I don’t know what I should do - bask in the glory of India’s win over South Africa or lament on the futility of this series?
After the World Cup debacle, India did need a series win against a tough side in order to get that belief back. It is good that the series victory came about in alien conditions against, arguably, the No.2 side in ODI cricket, albeit without Shaun Pollock. Graeme Smith not playing either was a boon, really, as he doesn’t have a great record against India. But still, India’s win was commendable, though the timing of this series does beg the question: Was it necessary?
India now take on England in what will be a tough tour. England are a very good side, especially on home turf, and particularly in Tests. Instead of needlessly playing against Bangladesh, Ireland, South Africa and Pakistan, India should have played the English counties in a few three-day warm up games. As it is, they will play only two before the Test series starts.
They should have played at least three, so that all 15 squad members would have had the chance of playing at least two full games.
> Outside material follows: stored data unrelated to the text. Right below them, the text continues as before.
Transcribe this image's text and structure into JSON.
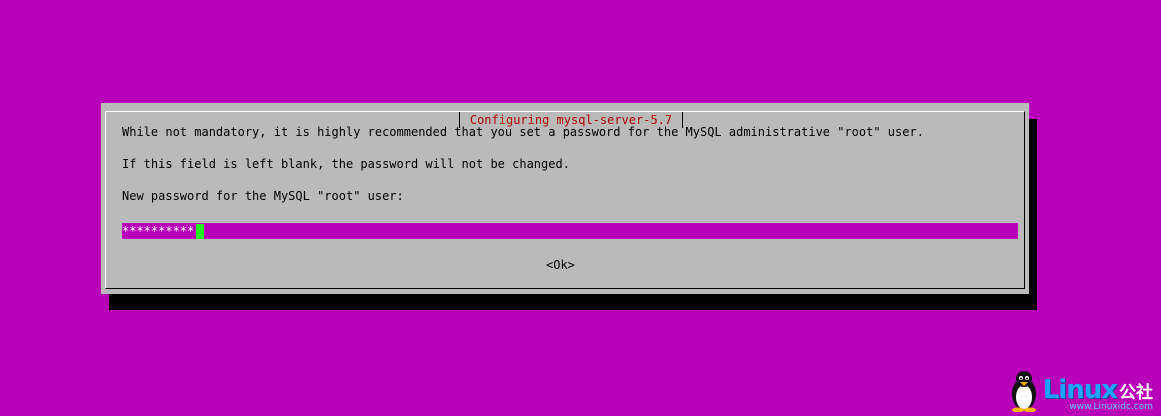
{
  "dialog": {
    "title": "Configuring mysql-server-5.7",
    "lines": [
      "While not mandatory, it is highly recommended that you set a password for the MySQL administrative \"root\" user.",
      "If this field is left blank, the password will not be changed.",
      "New password for the MySQL \"root\" user:"
    ],
    "password_value": "**********",
    "ok_label": "<Ok>"
  },
  "watermark": {
    "logo_word": "Linux",
    "logo_suffix": "公社",
    "url": "www.Linuxidc.com",
    "icon": "penguin-icon"
  },
  "colors": {
    "background": "#b800b8",
    "dialog": "#bababa",
    "title": "#b00000",
    "input_field": "#b800b8",
    "cursor": "#22ee22"
  }
}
The current scheduling, by including Ireland and Scotland, really put India in a situation where they were struggling to put 11 fit players on the field. If this does not serve as a wake-up call to the BCCI, I don’t know what will.
Then there is this needless ODI against Pakistan, celebrating 60 years of independence. Now, this is not a celebration. This is a needless match that was planned in advance so that the BCCI, under the presidency of Sharad Pawar, could show value to those who bought the neutral venue rights for a hefty fee. There is no sense of patriotism attached to this match, and it is poetic justice that the match looks like being rained off.
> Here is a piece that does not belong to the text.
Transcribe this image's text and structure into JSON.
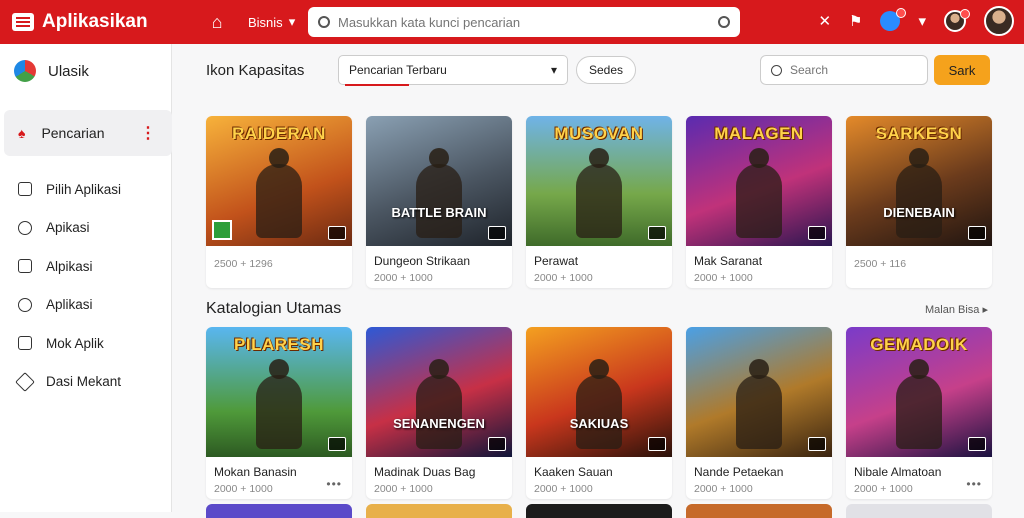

Coming back to the England tour, there is yet another mystifying thing in the schedule. India play only three Tests at the home of cricket, but also an excruciating seven ODIs. This is extremely unfair. Test cricket is real cricket, and that is what the focus should be on. I am not saying that we do not need ODIs. Play a best of five, by all means. But a three-Test series means that any side losing the first Test have their backs to the wall. To win the series, they would have to win both remaining matches. Playing four Tests would have been fine, and five would have been just right. This would have been possible had the needless ODIs not been scheduled for Ireland and Scotland.
Some might argue that this series has been a shot in the arm for India. I disagree. India played and beat West Indies and Sri Lanka before the World Cup. Did that help? Even more pertinent, we are playing England at home and not South Africa. England are going to be a different side altogether, and precious little is going to come out of the South Africa series as we are playing Test cricket first. The ODI series follows later. This ODI series win is going to have no bearing in the test series against the hosts. All the ODI series in Ireland has done is ensured we do not get to see more Tests.
Again, well played Team India. The real fans always are with you, win or lose. But the BCCI are still suffering from a mental illness. This illness makes sure that the people scheduling tours look at money only, and do not give two hoots about the players, the viewers and, sadly, no thought to the fact that it’s a sport. The Afro-Asia Cup, Bangladesh series, Ireland and Scotland tours were cash cows. They are over. At least we can look forward to some real cricket now.